Between that tweet (completely bereft of detail) from SBF (who is now a confirmed fraud...), and the FTX bankruptcy filing, I think there's a simple explanation for it.
1. Only some of the silos/firms in the silos have been audited. The auditor, thus, has no idea if there are unrecorded liabilities (SBF didn't exactly keep notes about where the money was supposed to be) between different firms in the silo.
2. The WRS silo (FTX US, FTX US Derivatives, etc) has been audited by a real accounting firm. The auditor for the Dotcom Silo (FTX.com, other exchanges, etc) was Prager Metis[1], the "First-ever CPA firm to officialy open its Metaverse headquarters in the metaverse platform Decentraland." I have doubts that this one was a through GAAP audit.

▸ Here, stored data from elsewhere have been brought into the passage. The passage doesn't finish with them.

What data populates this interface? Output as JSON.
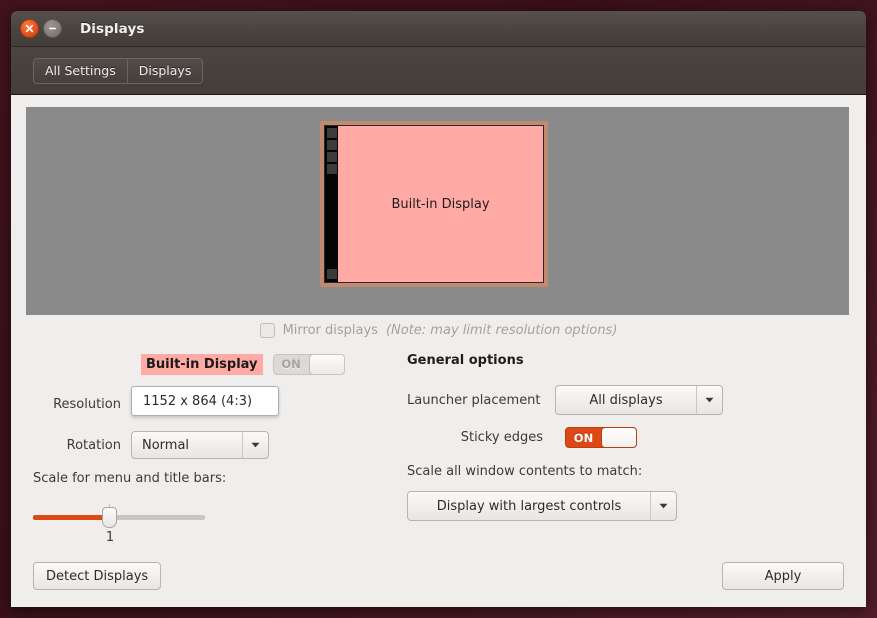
{
  "window": {
    "title": "Displays",
    "close_icon": "close-icon",
    "minimize_icon": "minimize-icon"
  },
  "toolbar": {
    "buttons": [
      {
        "label": "All Settings"
      },
      {
        "label": "Displays"
      }
    ]
  },
  "preview": {
    "monitor_label": "Built-in Display",
    "launcher_icon_count_top": 4,
    "launcher_icon_count_bottom": 1,
    "canvas_color": "#8a8a8a",
    "screen_color": "#ffaaa5",
    "frame_color": "#c08a72"
  },
  "mirror": {
    "label": "Mirror displays",
    "note": "(Note: may limit resolution options)",
    "checked": false,
    "enabled": false
  },
  "display_options": {
    "name": "Built-in Display",
    "name_highlight_color": "#ffaaa5",
    "power_toggle": {
      "label": "ON",
      "state": "on",
      "enabled": false
    },
    "resolution": {
      "label": "Resolution",
      "value": "1152 x 864 (4:3)"
    },
    "rotation": {
      "label": "Rotation",
      "value": "Normal"
    },
    "scale_menu": {
      "label": "Scale for menu and title bars:",
      "value": "1",
      "fill_color": "#dd4814"
    }
  },
  "general": {
    "title": "General options",
    "launcher_placement": {
      "label": "Launcher placement",
      "value": "All displays"
    },
    "sticky_edges": {
      "label": "Sticky edges",
      "toggle_label": "ON",
      "state": "on",
      "accent_color": "#dd4814"
    },
    "scale_all": {
      "label": "Scale all window contents to match:",
      "value": "Display with largest controls"
    }
  },
  "actions": {
    "detect": "Detect Displays",
    "apply": "Apply"
  }
}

3. There were no audits at all for the Alameda/Ventures silos.
4. Crypto crashed earlier this year, which probably wiped out most of the stupid investments FTX made. It's possible that they may been only half-a-billion-in-the-hole in 2021, as opposed to ten-billion-in-the-hole.

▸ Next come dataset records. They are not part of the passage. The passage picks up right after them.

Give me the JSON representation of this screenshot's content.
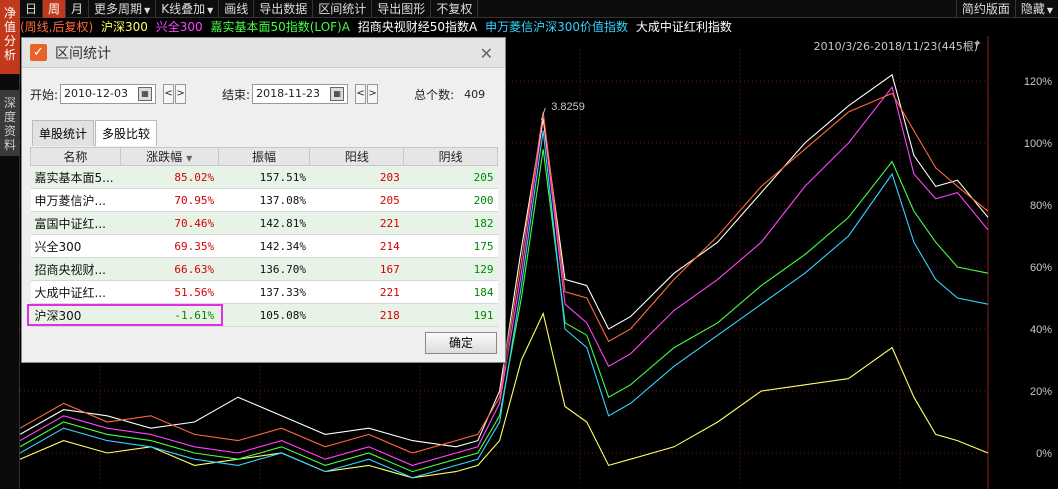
{
  "left_tabs": [
    "净值分析",
    "深度资料"
  ],
  "toolbar": {
    "items": [
      "日",
      "周",
      "月",
      "更多周期",
      "K线叠加",
      "画线",
      "导出数据",
      "区间统计",
      "导出图形",
      "不复权"
    ],
    "active": "周",
    "right": [
      "简约版面",
      "隐藏"
    ]
  },
  "legend": [
    {
      "text": "(周线,后复权)",
      "color": "#ff6a3a"
    },
    {
      "text": "沪深300",
      "color": "#ffff66"
    },
    {
      "text": "兴全300",
      "color": "#ff44ff"
    },
    {
      "text": "嘉实基本面50指数(LOF)A",
      "color": "#44ff44"
    },
    {
      "text": "招商央视财经50指数A",
      "color": "#ffffff"
    },
    {
      "text": "申万菱信沪深300价值指数",
      "color": "#33d4ff"
    },
    {
      "text": "大成中证红利指数",
      "color": "#ffffff"
    }
  ],
  "range_label": "2010/3/26-2018/11/23(445根)",
  "annotation": "3.8259",
  "dialog": {
    "title": "区间统计",
    "start_label": "开始:",
    "start_date": "2010-12-03",
    "end_label": "结束:",
    "end_date": "2018-11-23",
    "total_label": "总个数:",
    "total_value": "409",
    "tabs": [
      "单股统计",
      "多股比较"
    ],
    "active_tab": "多股比较",
    "columns": [
      "名称",
      "涨跌幅",
      "振幅",
      "阳线",
      "阴线"
    ],
    "rows": [
      {
        "name": "嘉实基本面5...",
        "change": "85.02%",
        "amp": "157.51%",
        "up": "203",
        "down": "205"
      },
      {
        "name": "申万菱信沪...",
        "change": "70.95%",
        "amp": "137.08%",
        "up": "205",
        "down": "200"
      },
      {
        "name": "富国中证红...",
        "change": "70.46%",
        "amp": "142.81%",
        "up": "221",
        "down": "182"
      },
      {
        "name": "兴全300",
        "change": "69.35%",
        "amp": "142.34%",
        "up": "214",
        "down": "175"
      },
      {
        "name": "招商央视财...",
        "change": "66.63%",
        "amp": "136.70%",
        "up": "167",
        "down": "129"
      },
      {
        "name": "大成中证红...",
        "change": "51.56%",
        "amp": "137.33%",
        "up": "221",
        "down": "184"
      },
      {
        "name": "沪深300",
        "change": "-1.61%",
        "amp": "105.08%",
        "up": "218",
        "down": "191"
      }
    ],
    "ok_label": "确定"
  },
  "chart_data": {
    "type": "line",
    "ylabel": "",
    "y_ticks": [
      "120%",
      "100%",
      "80%",
      "60%",
      "40%",
      "20%",
      "0%"
    ],
    "ylim": [
      -10,
      130
    ],
    "x": [
      0,
      20,
      40,
      60,
      80,
      100,
      120,
      140,
      160,
      180,
      200,
      210,
      220,
      230,
      240,
      250,
      260,
      270,
      280,
      300,
      320,
      340,
      360,
      380,
      400,
      410,
      420,
      430,
      444
    ],
    "series": [
      {
        "name": "沪深300",
        "color": "#ffff66",
        "values": [
          -2,
          4,
          0,
          2,
          -4,
          -2,
          0,
          -6,
          -4,
          -8,
          -6,
          -4,
          4,
          30,
          45,
          15,
          10,
          -4,
          -2,
          2,
          10,
          20,
          22,
          24,
          34,
          18,
          6,
          4,
          0
        ]
      },
      {
        "name": "兴全300",
        "color": "#ff44ff",
        "values": [
          4,
          12,
          8,
          6,
          2,
          0,
          4,
          -2,
          2,
          -4,
          0,
          2,
          16,
          58,
          108,
          48,
          42,
          28,
          32,
          46,
          56,
          68,
          86,
          100,
          118,
          90,
          82,
          84,
          72
        ]
      },
      {
        "name": "嘉实基本面50指数(LOF)A",
        "color": "#44ff44",
        "values": [
          2,
          10,
          6,
          4,
          0,
          -2,
          2,
          -4,
          0,
          -6,
          -2,
          0,
          12,
          50,
          98,
          42,
          38,
          18,
          22,
          34,
          42,
          54,
          64,
          76,
          94,
          78,
          68,
          60,
          58
        ]
      },
      {
        "name": "招商央视财经50指数A",
        "color": "#ffffff",
        "values": [
          6,
          14,
          12,
          8,
          10,
          18,
          12,
          6,
          8,
          4,
          2,
          4,
          20,
          66,
          108,
          56,
          54,
          40,
          44,
          58,
          68,
          84,
          100,
          112,
          122,
          96,
          86,
          88,
          76
        ]
      },
      {
        "name": "申万菱信沪深300价值指数",
        "color": "#33d4ff",
        "values": [
          0,
          8,
          4,
          2,
          -2,
          -4,
          0,
          -6,
          -2,
          -8,
          -4,
          -2,
          10,
          54,
          104,
          40,
          34,
          12,
          16,
          28,
          38,
          48,
          58,
          70,
          90,
          68,
          56,
          50,
          48
        ]
      },
      {
        "name": "大成中证红利指数",
        "color": "#ff6a3a",
        "values": [
          8,
          16,
          10,
          12,
          6,
          4,
          8,
          2,
          6,
          0,
          4,
          6,
          18,
          62,
          110,
          52,
          50,
          36,
          40,
          56,
          70,
          86,
          98,
          110,
          116,
          104,
          92,
          86,
          78
        ]
      }
    ]
  }
}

[2] “I don’t know anything about FTX,” said Jerry Eitel, the partner emeritus and chief metaverse officer at Prager Metis. “I’m retired,” Eitel added, before disconnecting on the phone. (Eitel is a one-time CoinDesk contributor.) The head of Prager Metis’ audit practice could not be reached for comment.
I completely agree that the audit, to the extent that there was one, must have been pretty crummy. But that they technically had one meant there wasn't a clear "this is an unaudited financial company" red flag.